2021/07/31
『Goならわかるシステムプログラミング』

6月前半から7月末まで読んでたっぽい。時間かかったのは、睡眠のお供だからというより、たくさん楽しい寄り道をしてたせい。買ったのはずいぶんと前で、積んでる間に版が変わってPDFをDLし直して、そこからさらに1年以上積んである熟成品。

Goは何回か文法ぐらいは一通り勉強してるはずだけど覚えが悪悪で、「え、そんな言語だっけ?」「A Tour of Goに書いてあるやんけ」を定期的に繰り返していて、書かない言語、興味の無い言語はまあ仕方ない。ただ、この本を読んだら、言語処理系としてのGoはだいぶ好きになってきた。書きたくなってきたかは微妙。

どうもシステムプログラミングというのは、やりたくなるかは置いといて、プログラミング言語とOSの機能の間にある自分の好奇心を満たしてくれるジャンルらしい。おそらく、その間にある1トピックである言語処理系が自分の興味のど真ん中で、そのへんも含めて広く主題になってるのが効いている。特にこの本が面白いのは、LinuxだけじゃなくWindowsもmacOSも(その他のUNIXも、さらに別のOSも)ずっとターゲットに入っていることで、へー、なるほどー、うはー、みたいな感じになりつつ、よく分からないこともピンときやすくなっている。

以下、本の内容が発端になって俺が気になった話。本の内容が気になる人は目次を眺めましょう。

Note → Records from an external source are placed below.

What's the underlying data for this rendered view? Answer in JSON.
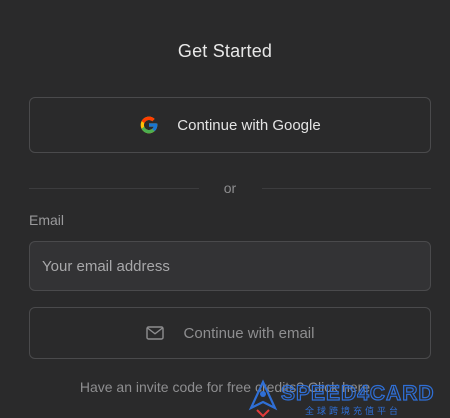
{
  "auth": {
    "title": "Get Started",
    "google_button_label": "Continue with Google",
    "divider_text": "or",
    "email_label": "Email",
    "email_placeholder": "Your email address",
    "email_value": "",
    "email_button_label": "Continue with email",
    "invite_text": "Have an invite code for free credits?",
    "invite_link": "Click here"
  },
  "watermark": {
    "brand": "SPEED4CARD",
    "tagline": "全球跨境充值平台"
  },
  "icons": {
    "google": "google-g-icon",
    "email": "mail-icon"
  },
  "colors": {
    "background": "#2a2a2b",
    "border": "#4a4a4c",
    "input_bg": "#333335",
    "text_primary": "#e8e8e8",
    "text_muted": "#8e8e90",
    "watermark_blue": "#2f6fd6"
  }
}
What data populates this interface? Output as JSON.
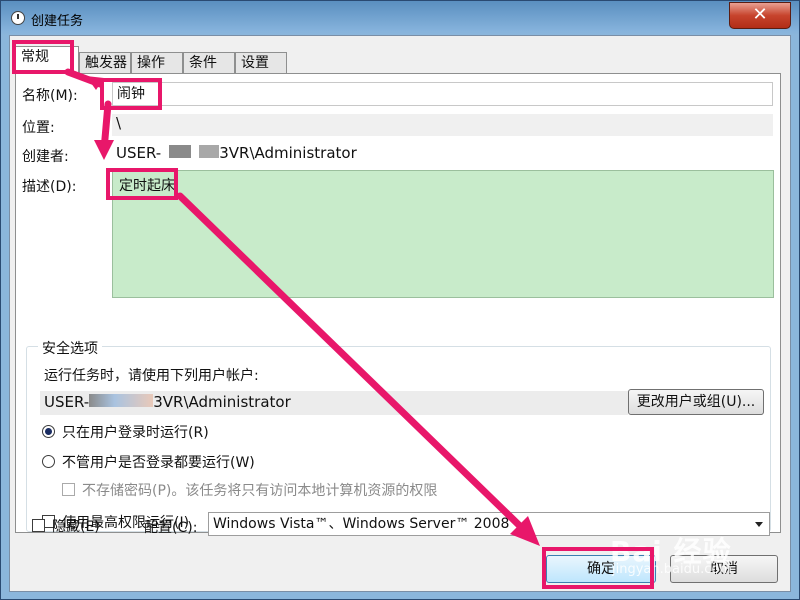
{
  "window": {
    "title": "创建任务",
    "close_glyph": "✕"
  },
  "tabs": [
    {
      "label": "常规",
      "active": true
    },
    {
      "label": "触发器",
      "active": false
    },
    {
      "label": "操作",
      "active": false
    },
    {
      "label": "条件",
      "active": false
    },
    {
      "label": "设置",
      "active": false
    }
  ],
  "general": {
    "name_label": "名称(M):",
    "name_value": "闹钟",
    "location_label": "位置:",
    "location_value": "\\",
    "author_label": "创建者:",
    "author_prefix": "USER-",
    "author_suffix": "3VR\\Administrator",
    "description_label": "描述(D):",
    "description_value": "定时起床"
  },
  "security": {
    "title": "安全选项",
    "run_as_label": "运行任务时，请使用下列用户帐户:",
    "user_prefix": "USER-",
    "user_suffix": "3VR\\Administrator",
    "change_user_button": "更改用户或组(U)...",
    "radio_logged_on": "只在用户登录时运行(R)",
    "radio_logged_on_checked": true,
    "radio_whether": "不管用户是否登录都要运行(W)",
    "radio_whether_checked": false,
    "no_store_password": "不存储密码(P)。该任务将只有访问本地计算机资源的权限",
    "highest_privileges": "使用最高权限运行(I)"
  },
  "footer": {
    "hidden_label": "隐藏(E)",
    "configure_label": "配置(C):",
    "configure_value": "Windows Vista™、Windows Server™ 2008",
    "ok_button": "确定",
    "cancel_button": "取消"
  },
  "watermark": {
    "text": "Bai 经验",
    "sub": "jingyan.baidu.com"
  },
  "colors": {
    "highlight": "#e8176a",
    "description_bg": "#c8ebca",
    "desktop_bg": "#1a1f8a"
  }
}
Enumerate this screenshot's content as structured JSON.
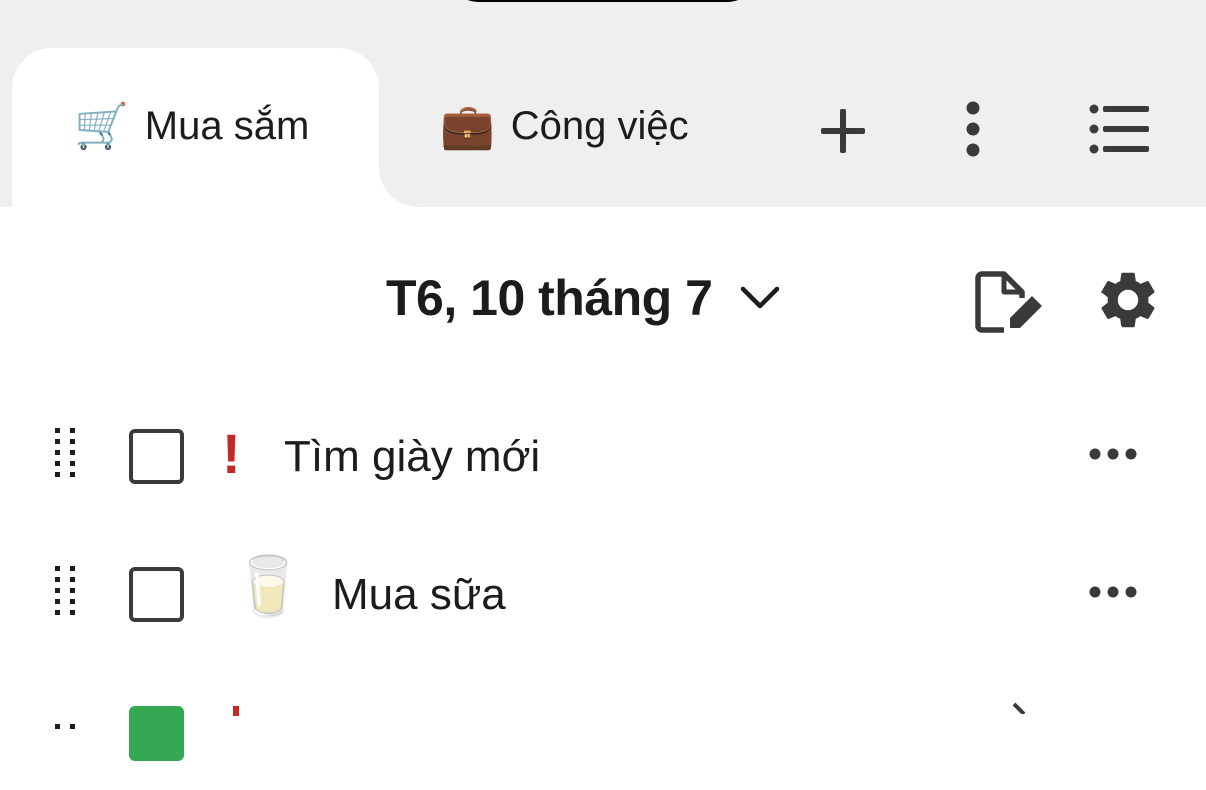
{
  "tabs": [
    {
      "emoji": "🛒",
      "label": "Mua sắm",
      "active": true
    },
    {
      "emoji": "💼",
      "label": "Công việc",
      "active": false
    }
  ],
  "toolbar": {
    "add_icon": "plus-icon",
    "more_icon": "vertical-dots-icon",
    "list_icon": "list-icon"
  },
  "header": {
    "date": "T6, 10 tháng 7",
    "chevron_icon": "chevron-down-icon",
    "edit_icon": "edit-note-icon",
    "settings_icon": "gear-icon"
  },
  "tasks": [
    {
      "title": "Tìm giày mới",
      "priority": "!",
      "emoji": "",
      "checked": false
    },
    {
      "title": "Mua sữa",
      "priority": "",
      "emoji": "🥛",
      "checked": false
    }
  ],
  "colors": {
    "topbar_bg": "#efefef",
    "text": "#1c1c1e",
    "priority": "#c62828",
    "checkbox_border": "#3b3b3e",
    "accent_green": "#34a853"
  }
}
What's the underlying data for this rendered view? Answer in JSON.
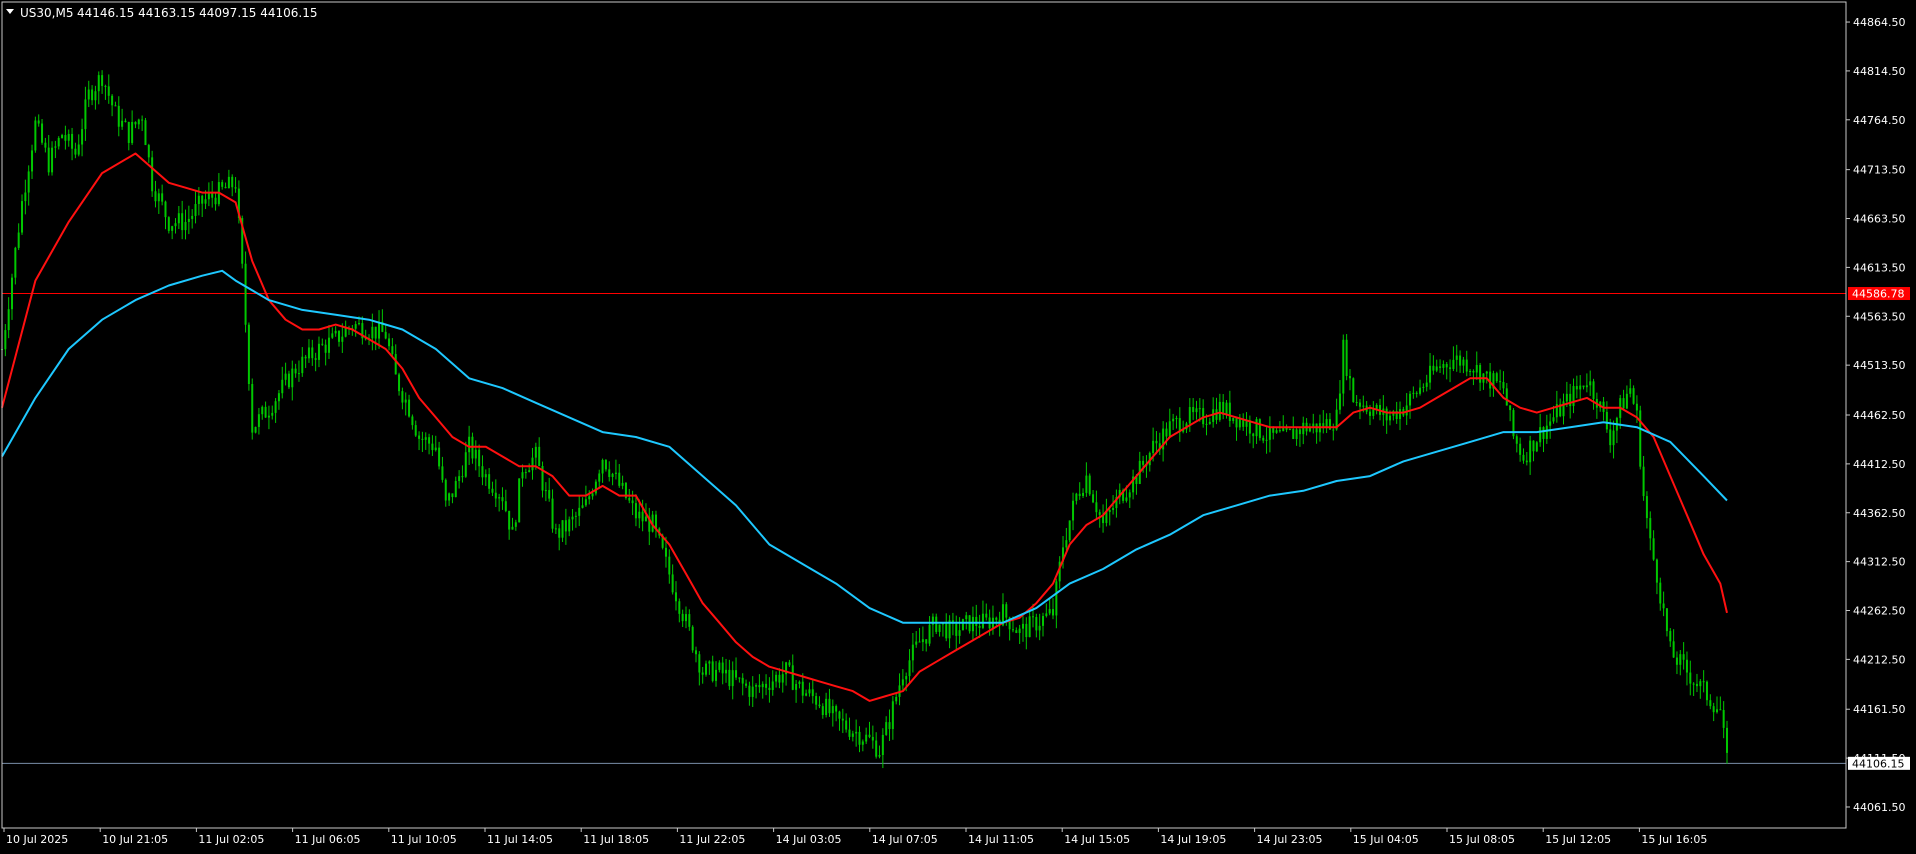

Goがlibcを使わずに標準ライブラリの中にシステムコールラッパーを持っているのは、Goへの偏見に合致していて、まあそうでしょう、という感じ。WindowsだけはMSが仕様を公開していないから各種dllを標準ライブラリが読み込んでいる、というのは、なるほどねー。あれ、でもAppleってシステムコールのABIを固定したくないから直接システムコールを呼ばせたくないんじゃなかったっけ?と思って「mac syscalls dylib」でググったら、Appleのドキュメントを再発見できなかったものの、関連するgoのissueを見つけた。(探してたAppleのドキュメントへのリンク Statically linked binaries on Mac OS X もそこにあった。)そのissueの冒頭に

As I understand it, Go currently has its own syscall wrappers for Darwin. This is explicitly against what Apple recommends, precisely because they're not willing to commit to a particular syscall ABI.

とあり、その後の議論はちゃんと読んでないけど、最終的にGoの1.12でlibSystem.dylibが使われるようになってた。

書籍内では数ページ後の、POSIX的にはポータビリティのためにABIじゃなくCの関数に依存したほうがいいけどGoは自前でシステムコール呼ぶことにした、みたいな文脈の註で余談として、macOS用にはシステムコールを直接呼ばなくした変更に触れられてはいた。なんでそんなところの註で……。まあ自分でググって楽しい思いをしたからいいんだけどさ。

もう1つ気になったのはメモリの話で、goroutineは4KBのスタックを使うだけだから軽量ですよ、という話。書籍から離れると、元々はGoは関数の呼び出し規約が引数と返り値についてスタックベースで、それをレジスタベースに変えようとしてるという話があり、それってgoroutine実装にも影響しないのかな?と。メモリの話に限らず、goroutineの実装についてはいくつか読んでみたいなー(と思ってたことを書きながら思い出した)。

まずはこのABI変更のProposalを読むところからですかね。対応するissueには今日の時点ではProposal-AcceptedProposal-FinalCommentPeriodのラベルがあって、さらにはGo 1.17のリリースノートのドラフトには

Go 1.17 implements a new way of passing function arguments and results using registers instead of the stack.

とあるから、年内ぐらいには出たりするのかな。

最後にもう1つの寄り道。muslというlibc実装の話が、メモリ管理のところのコラムで出てきて、

C言語のランタイムのlibcにはいくつもの実装があります。静的リンク専用でコンパクトさがうりのmuslのmalloc()はとてもシンプルでナイーブな実装になっています。その反面、長時間利用ではフラグメントが起きやすいという欠点があります。

という記述があり、この「静的リンク専用」の意味が分からなくて混乱した。muslって静的リンク専用なの?とりあえず、muslにも動的リンク用の.soはあります。で、この「静的リンク専用」の意味はさておき、この流れでlibcその他についていろいろと発見があって楽しかった。具体的な話は別途。こういう広がり、寄り道がたくさんできて楽しい読書でした。